Thomas Green’s notice that he intended to open a school does not look much different from other advertisements offering similar services in the decade prior to the Revolution, at least not until the final sentence. After rehearsing the subjects to be taught and assuring parents that their “Scholars” and “small Readers” that he would instruct his charges “with the greatest Alacrity,” he also announced that “He has, as usual, an Assortment of ENGLISH GOODS, &c. at a reasonable Rate.”

How did Green earn his living? Was he primarily a shopkeeper who sought to supplement his income by trying his hand at teaching? Or was he a teacher or tutor who sold some imported goods on the side to help make ends meet when he his school was not fully enrolled? This advertisement does not offer any definitive answers, but Newport was a small enough town in 1766 (even though it ranked as one of the most significant ports in British mainland North America) that most readers would have been familiar with his occupation(s). In his reference to retailing imported goods, he noted he did so “as usual,” suggesting that readers were already aware of his business activities.

As many American towns and cities continued to grow throughout the eighteenth century and into the nineteenth, the residents increasingly lived among strangers. “THOMAS GREEN, In Banister’s Row” did not seem to think of himself as a stranger to others in Newport. Just the opposite, his advertisement suggests that he believed the majority of residents were at least acquainted with him in some fashion.

March 11

What was advertised in a colonial newspaper 250 years ago this week?

Mar 11 - 3:10:1766 Connecticut Courant
Connecticut Courant (March 10, 1766).

“Just Published … The Necessity of Repealing the American STAMP-ACT.”

Protesting the Stamp Act continued to occupy many American colonists in March 1766. It was certainly a primary concern of the printer of the Connecticut Courant and many of that newspaper’s readers. The Connecticut Courant was a more modest publication than some of its counterparts in larger cities – its four pages featured only two columns rather than three – but it opposed the Stamp Act with the same vigor as many more robust publications.

The first two (of four total) pages of the March 10, 1766, issue were devoted to coverage of the Stamp Act, including a letter from London (dated November 1 and reprinted from the Public Ledger), an extract of another letter from London (dated December 14 and reprinted from a Boston newspaper published February 27), and several shorter reports about the reactions of colonial officials near and far.

Advertisements of any sort did not appear until the third page. Today’s featured advertisement demonstrates that the commercial notices took on a political valence during the Stamp Act crisis. Printers, authors, and other members of the book trades marketed books and pamphlets about “The Necessity of Repealing the American STAMP-ACT.” And this particular advertisement should not be considered an isolated example. It appeared immediately above a similar advertisement for a pamphlet about “THE RIGHTS of the COLONIES TO THE PRIVILEGES Of British SUBJECTS.” The former was published in Boston and the latter in New York.

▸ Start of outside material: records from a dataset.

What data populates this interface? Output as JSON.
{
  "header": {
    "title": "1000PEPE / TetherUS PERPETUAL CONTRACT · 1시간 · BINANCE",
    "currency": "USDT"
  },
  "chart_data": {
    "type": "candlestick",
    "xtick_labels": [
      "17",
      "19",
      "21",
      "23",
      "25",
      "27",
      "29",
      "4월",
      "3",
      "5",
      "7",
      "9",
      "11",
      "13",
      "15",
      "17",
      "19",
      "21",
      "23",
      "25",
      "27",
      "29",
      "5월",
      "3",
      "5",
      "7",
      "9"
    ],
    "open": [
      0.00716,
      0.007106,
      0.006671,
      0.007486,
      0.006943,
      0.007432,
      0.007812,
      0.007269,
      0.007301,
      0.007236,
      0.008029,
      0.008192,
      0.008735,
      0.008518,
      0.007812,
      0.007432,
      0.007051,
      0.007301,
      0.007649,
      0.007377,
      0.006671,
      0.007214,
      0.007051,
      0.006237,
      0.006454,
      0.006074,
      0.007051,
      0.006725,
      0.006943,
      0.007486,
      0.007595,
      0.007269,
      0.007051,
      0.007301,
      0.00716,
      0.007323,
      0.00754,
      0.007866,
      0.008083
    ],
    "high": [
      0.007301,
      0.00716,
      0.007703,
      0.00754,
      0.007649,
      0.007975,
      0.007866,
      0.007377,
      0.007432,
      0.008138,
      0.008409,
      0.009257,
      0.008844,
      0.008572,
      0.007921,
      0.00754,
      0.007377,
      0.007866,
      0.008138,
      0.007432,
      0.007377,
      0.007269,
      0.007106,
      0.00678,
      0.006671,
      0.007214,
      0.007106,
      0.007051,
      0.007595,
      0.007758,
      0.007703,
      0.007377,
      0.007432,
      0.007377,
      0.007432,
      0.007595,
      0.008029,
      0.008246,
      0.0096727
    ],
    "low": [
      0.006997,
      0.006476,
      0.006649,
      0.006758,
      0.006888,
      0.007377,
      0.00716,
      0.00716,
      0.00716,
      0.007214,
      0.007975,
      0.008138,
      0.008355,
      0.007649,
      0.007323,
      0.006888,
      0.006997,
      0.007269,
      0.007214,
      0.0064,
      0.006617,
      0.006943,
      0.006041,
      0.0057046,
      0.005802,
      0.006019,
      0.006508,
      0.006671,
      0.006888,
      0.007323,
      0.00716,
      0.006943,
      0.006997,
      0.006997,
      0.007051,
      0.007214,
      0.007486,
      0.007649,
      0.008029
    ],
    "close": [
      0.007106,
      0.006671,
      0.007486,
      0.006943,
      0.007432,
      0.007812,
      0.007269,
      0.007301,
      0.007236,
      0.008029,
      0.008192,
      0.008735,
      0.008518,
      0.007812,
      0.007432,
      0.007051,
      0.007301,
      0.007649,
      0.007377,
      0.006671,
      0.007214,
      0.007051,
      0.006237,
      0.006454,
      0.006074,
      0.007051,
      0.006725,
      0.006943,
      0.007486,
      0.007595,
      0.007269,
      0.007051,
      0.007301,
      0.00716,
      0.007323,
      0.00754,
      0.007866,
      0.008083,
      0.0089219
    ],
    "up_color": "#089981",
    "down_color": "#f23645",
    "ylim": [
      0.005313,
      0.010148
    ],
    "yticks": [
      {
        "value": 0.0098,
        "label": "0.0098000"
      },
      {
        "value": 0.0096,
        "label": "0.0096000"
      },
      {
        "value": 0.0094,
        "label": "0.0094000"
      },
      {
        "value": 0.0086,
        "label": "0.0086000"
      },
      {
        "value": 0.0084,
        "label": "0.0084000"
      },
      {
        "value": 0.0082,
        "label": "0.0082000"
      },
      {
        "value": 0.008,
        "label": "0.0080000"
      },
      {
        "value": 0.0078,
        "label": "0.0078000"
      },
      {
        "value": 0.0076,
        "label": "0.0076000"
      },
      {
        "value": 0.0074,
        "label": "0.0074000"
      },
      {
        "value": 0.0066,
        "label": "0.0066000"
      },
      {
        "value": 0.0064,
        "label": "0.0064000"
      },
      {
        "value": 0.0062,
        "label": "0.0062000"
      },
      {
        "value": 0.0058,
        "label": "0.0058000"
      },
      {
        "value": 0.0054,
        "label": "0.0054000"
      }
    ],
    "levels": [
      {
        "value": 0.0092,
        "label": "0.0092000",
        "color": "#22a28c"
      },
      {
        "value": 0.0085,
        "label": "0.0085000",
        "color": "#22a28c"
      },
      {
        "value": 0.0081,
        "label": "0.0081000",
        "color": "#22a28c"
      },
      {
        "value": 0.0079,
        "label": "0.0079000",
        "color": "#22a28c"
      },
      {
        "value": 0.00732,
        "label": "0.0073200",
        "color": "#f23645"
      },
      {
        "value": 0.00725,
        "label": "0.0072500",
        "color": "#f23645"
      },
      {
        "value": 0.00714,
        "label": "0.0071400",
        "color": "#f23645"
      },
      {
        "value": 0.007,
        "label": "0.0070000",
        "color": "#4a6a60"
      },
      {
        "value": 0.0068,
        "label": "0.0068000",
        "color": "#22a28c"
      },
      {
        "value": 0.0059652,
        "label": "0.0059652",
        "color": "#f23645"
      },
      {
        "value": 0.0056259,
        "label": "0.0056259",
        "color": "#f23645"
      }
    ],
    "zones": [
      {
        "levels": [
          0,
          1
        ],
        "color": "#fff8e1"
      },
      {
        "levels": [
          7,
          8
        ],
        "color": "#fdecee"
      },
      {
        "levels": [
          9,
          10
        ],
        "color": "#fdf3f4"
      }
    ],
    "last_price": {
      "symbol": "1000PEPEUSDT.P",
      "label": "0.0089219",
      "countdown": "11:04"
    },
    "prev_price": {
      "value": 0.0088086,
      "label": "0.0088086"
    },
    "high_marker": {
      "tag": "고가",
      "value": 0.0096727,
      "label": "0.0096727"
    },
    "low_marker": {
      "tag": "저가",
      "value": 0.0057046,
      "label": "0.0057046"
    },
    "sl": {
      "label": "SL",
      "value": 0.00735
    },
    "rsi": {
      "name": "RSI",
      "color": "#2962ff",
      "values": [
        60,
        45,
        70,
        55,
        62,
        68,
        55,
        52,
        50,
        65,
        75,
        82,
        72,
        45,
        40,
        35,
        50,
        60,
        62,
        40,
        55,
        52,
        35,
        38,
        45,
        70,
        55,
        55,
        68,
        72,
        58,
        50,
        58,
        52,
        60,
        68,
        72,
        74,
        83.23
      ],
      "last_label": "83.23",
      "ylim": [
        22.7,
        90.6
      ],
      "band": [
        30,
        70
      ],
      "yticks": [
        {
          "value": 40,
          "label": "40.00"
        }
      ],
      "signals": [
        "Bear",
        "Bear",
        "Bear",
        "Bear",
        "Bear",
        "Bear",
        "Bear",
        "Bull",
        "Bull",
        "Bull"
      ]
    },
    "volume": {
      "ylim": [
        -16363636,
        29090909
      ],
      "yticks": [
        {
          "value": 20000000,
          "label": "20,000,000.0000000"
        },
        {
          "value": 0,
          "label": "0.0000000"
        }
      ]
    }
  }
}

Mar 11 - Connecticut Courant Third Page 3:10:1766
Third page of the Connecticut Courant (March 10, 1766).

Both appeared in a column headed with an announcement that “THE last Tuesday of this Month (being the 25th Day) there is to be a General Congress of the SONS OF LIBERTY, in this Colony, to meet in Hartford, by their Representatives chosen for that Purpose.” (Was this an advertisement? It appeared alongside other advertisements, but given the printer’s political proclivities it is quire possible he inserted this notice gratis.) News coverage of the Stamp Act continued in the column to the left.

The content of the newspaper provides important context for understanding today’s advertisement. The other items formed a narrative that may have influenced potential customers to purchase one or both of the pamphlets offered for sale.

Boycotts of imported goods certainly gave decisions about which goods to purchase (or not) political valence in the 1760s and 1770s, but advertisements for books and pamphlets defending the “RIGHTS of the COLONIES” encouraged colonists to become readers who were better informed and who could better articulate why the actions of Parliament were so dangerous.